Kirghizes et Kazakhs ont une coutume spéciale de commémorer les défunts. Taras Shevchenko a parlé de lui dans une lettre à l'un de ses correspondants, Bronislav Zalessky. Toute la nuit, les proches du défunt brûlent dans des bols sur la graisse de mouton morte. Pendant la journée, le réservoir dans lequel la graisse était chauffée était rempli d'eau afin que les oiseaux puissent la boire et prier pour l'âme des morts bien-aimés.
"N'est-ce pas une croyance poétique?" - Shevchenko a remarqué. Sur le complot de cette cérémonie religieuse, il a écrit un sépia, qu'il a appelé
"Commémoration des morts".
Une question naturelle peut se poser: pourquoi le poète ukrainien et diplômé de l'Académie impériale des arts de Saint-Pétersbourg, appelé
"Rembrandt russe", au cours de ses années de maturité créative, il a écrit tant d’enfants kirghizes (
1,
2) et
Femmes kazakhs? Quel étrange choix exotique? - Le spectateur sera surpris, un peu familier avec la biographie de Shevchenko.
Ce choix a été fait pour l'artiste dans les circonstances de son destin difficile. En 1847, il a eu trente-trois ans. Comme cela arrive souvent dans la vie de grands artistes, "l'âge du Christ" a conduit Shevchenko à son calvaire. Pour participer aux activités du cercle antimonarchiste "Cyril and Methodius Brotherhood", il fut exilé en tant que simple soldat à Orenburg, le pays d'origine des tribus kirghizes et kazakhes.

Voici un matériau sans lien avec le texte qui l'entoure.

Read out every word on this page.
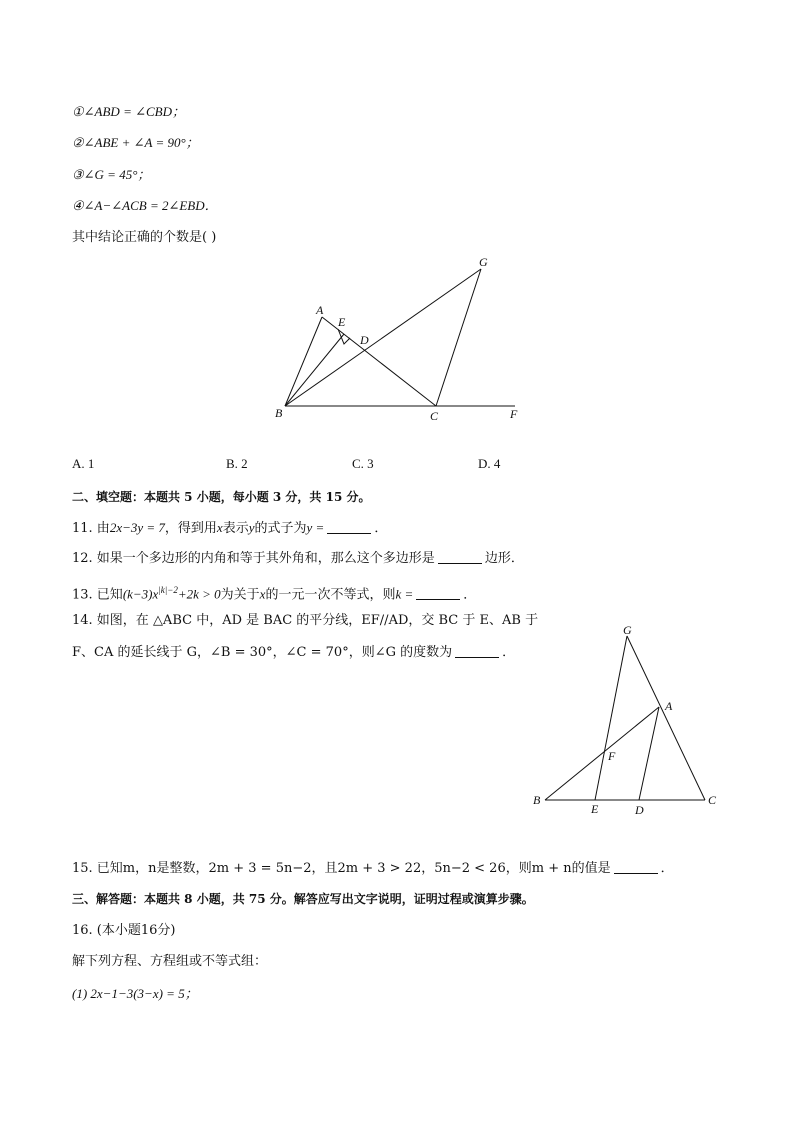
①∠ABD = ∠CBD；
②∠ABE + ∠A = 90°；
③∠G = 45°；
④∠A−∠ACB = 2∠EBD．
其中结论正确的个数是( )
A
E
D
G
B	C	F
A. 1	B. 2	C. 3	D. 4
二、填空题：本题共 5 小题，每小题 3 分，共 15 分。
11. 由2x−3y = 7，得到用x表示y的式子为y =	．
12. 如果一个多边形的内角和等于其外角和，那么这个多边形是	边形．
13. 已知$(k-3)x^{|k|-2}+2k > 0$为关于x的一元一次不等式，则k =	．
14. 如图，在 △ABC 中，AD 是 BAC 的平分线，EF//AD，交 BC 于 E、AB 于
F、CA 的延长线于 G，∠B = 30°，∠C = 70°，则∠G 的度数为	．
G
A
F
B
E	D
C
15. 已知m，n是整数，2m + 3 = 5n−2，且2m + 3 > 22，5n−2 < 26，则m + n的值是	．
三、解答题：本题共 8 小题，共 75 分。解答应写出文字说明，证明过程或演算步骤。
16. (本小题16分)
解下列方程、方程组或不等式组：
(1) 2x−1−3(3−x) = 5；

L'interdiction impériale de dessiner et d'écrire rendit l'existence de Shevchenko sans aucun sens, et lui-même était profondément malheureux. Mais dans les années 1848-1849, une lueur d’espoir s’éclaire. Au lieu d'un exercice militaire, Shevchenko se voit offrir la possibilité de participer à une expédition visant à étudier la topographie de la mer d'Aral en tant qu'artiste et chroniqueur. Pour son époque, ce fut un grand événement scientifique s'étendant sur plusieurs années. Une caravane de plusieurs milliers de chameaux et de chariots, surmontant les vents de la steppe et les changements soudains de température, couvrait plus de huit cents kilomètres de désert, dont l'étude de la nature et de ses habitants n'avait encore été étudiée par personne.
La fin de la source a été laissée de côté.